NATO countries could well get priority in future oil contracts
In 2008, RZhD signed a deal with the Gadhafi regime to build a rail line along the Mediterranean from Sirte to Benghazi. The contract foresaw the construction of 30 rail flyovers, 23 bridges, four large rail stations and 24 smaller stations and was estimated to be worth 2.2 billion euros.
When the anti-Gadhafi uprising began, construction work on the project, due to be completed in 2013, was already well underway. Russia had made substantial infrastructure investments, building a cement factory and welding facility. But since the beginning of the conflict all work has come to a halt. If the contract is cancelled, RZhD stands to lose around 104 million euros, according to Viktor Markov, a senior analyst with Zurich Capital Management.
Bye-bye Libyan oil
The losses for the Russian energy sector could also be substantial as gas and oil companies are worried about being shown the door by the new Libyan administration.

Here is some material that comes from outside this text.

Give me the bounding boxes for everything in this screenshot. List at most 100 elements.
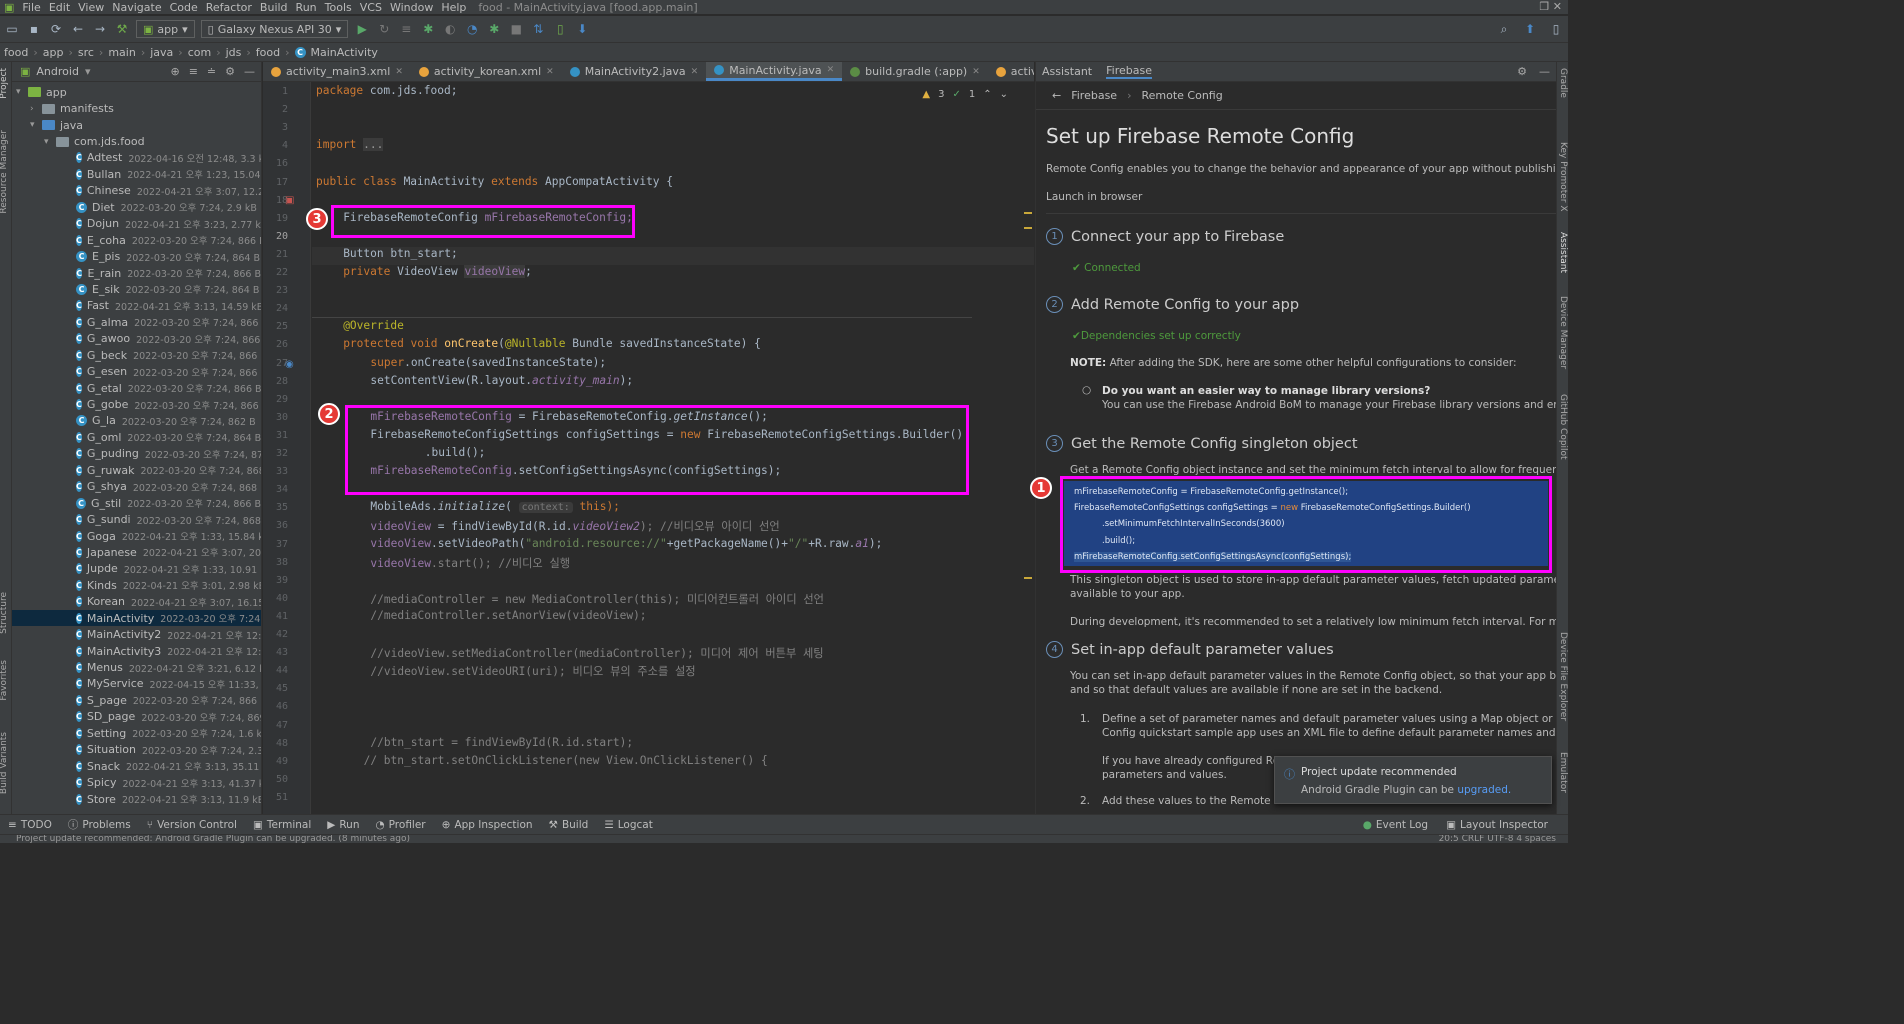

Energy giants Gazprom and Tatneft are active in Libya and oil subsidiary Gazprom Neft has had big plans for the North African desert. The company has been cooperating with Germany's Wintershall on a big oil and gas exploration project.
Gazprom stands to lose millions if existing contracts are torn up
But according to Zurich Capital Management, Gazprom would lose about 240 million euros if the current contracts are not honored by the new government.
Despite the doom-and-gloom scenarios, the Libyan upheaval could have some positive effects on Russia's economy, according to analyst Grigory Brig of Investcafe. Given the unrest in the Middle East and North Africa, the situation in Russia looks quite stable, which could whet Europe's appetite for Russian oil and gas deposits, he said.
Already, Gazprom has increased its gas deliveries to Italy by over 50 percent.
"There's no doubt that gas deliveries this year from Gazprom to Europe will increase by around 7 percent," Brig told Deutsche Welle.
Elephant still in the room?
Just before the conflict broke out, an agreement was sealed between Italian energy concern Eni and Gazprom Neft. Gazprom acquired 33 percent of Eni's shares in Libya's Elephant oil and gas production field project worth 113 million euros.
Germany's Wintershall has partnered with Gazprom on oil exploration projects
The deal was signed in Rome in February, but has never gone into effect since the breakout of hostilities prevented the companies from securing the required approvals from the Libyan side. It's still uncertain what the future of the Elephant project will be.
"I think that at the end of the day, the project won't be nationalized," said Vyacheslav Kulagin, deputy director of the Center for International Energy Markets Studies.
"But it's still unclear how the shares will be divided up since western companies have now expressed interest in the oil project," he told Deutsche Welle.
Libya's victorious rebels have already announced that western countries, particularly NATO nations, will have priority when it comes to new oil contracts because of the alliance's support during the revolution. That new friends list includes Europe and the Americans, but Russia has likely been left off.